Japheth slipped his cloak off his shoulder, as if the heat in the tent had become too much for him. He laboriously wiped his neck. “But the child said …” he said, indicating Put.

“The child said what I’d made him believe,” Ham said dryly.

I saw Put look at me as if for him too the ground was shifting under his feet.

“Shall we?” Ham asked when he got no reply. He waited, giving his brothers a last chance to object. But Japheth seemed unable to move. Shem blinked like someone who sees things around
him go up in flames. He did come out with a brief “Yes, yes, yes,” not expressing agreement, only a request for more time to think. Then he raised his hand. “Can’t someone else …?” he muttered almost inaudibly. “The dwarf is difficult company, why not someone nice and quiet rather than that show-off? Someone who is of use to the three of us, who takes care of us for instance, who bathes and grooms us?”
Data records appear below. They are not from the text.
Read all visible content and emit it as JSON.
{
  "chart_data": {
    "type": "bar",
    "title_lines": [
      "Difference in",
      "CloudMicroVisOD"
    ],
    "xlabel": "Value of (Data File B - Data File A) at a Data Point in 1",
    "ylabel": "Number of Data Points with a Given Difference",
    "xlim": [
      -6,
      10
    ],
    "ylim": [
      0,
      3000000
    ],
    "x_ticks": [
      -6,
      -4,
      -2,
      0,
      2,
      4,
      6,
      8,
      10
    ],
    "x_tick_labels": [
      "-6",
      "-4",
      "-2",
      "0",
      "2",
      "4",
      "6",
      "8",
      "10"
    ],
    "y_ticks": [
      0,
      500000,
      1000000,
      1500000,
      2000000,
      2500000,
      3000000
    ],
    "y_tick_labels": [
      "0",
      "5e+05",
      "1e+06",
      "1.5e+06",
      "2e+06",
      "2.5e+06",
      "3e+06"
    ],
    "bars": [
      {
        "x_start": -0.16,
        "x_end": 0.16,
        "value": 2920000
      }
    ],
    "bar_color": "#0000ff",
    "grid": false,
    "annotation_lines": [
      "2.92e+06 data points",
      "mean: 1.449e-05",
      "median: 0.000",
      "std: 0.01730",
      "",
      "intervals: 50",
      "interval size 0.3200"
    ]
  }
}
But Ham was striding through the tent. “Do you mean Re Jana, the girl who bathes us? That is impossible. The dwarf knows about the niche, the child has given its existence away. Now we have no choice.” He pulled the curtain aside and called the dwarf who was sitting on the ground a short distance away. When he heard Ham calling him, he wrenched himself around as if he had been hit in the back by a stone. He jumped up and entered the tent with a theatrical bow. “You can come,” said Ham. “The niche is for you, of course you can come.”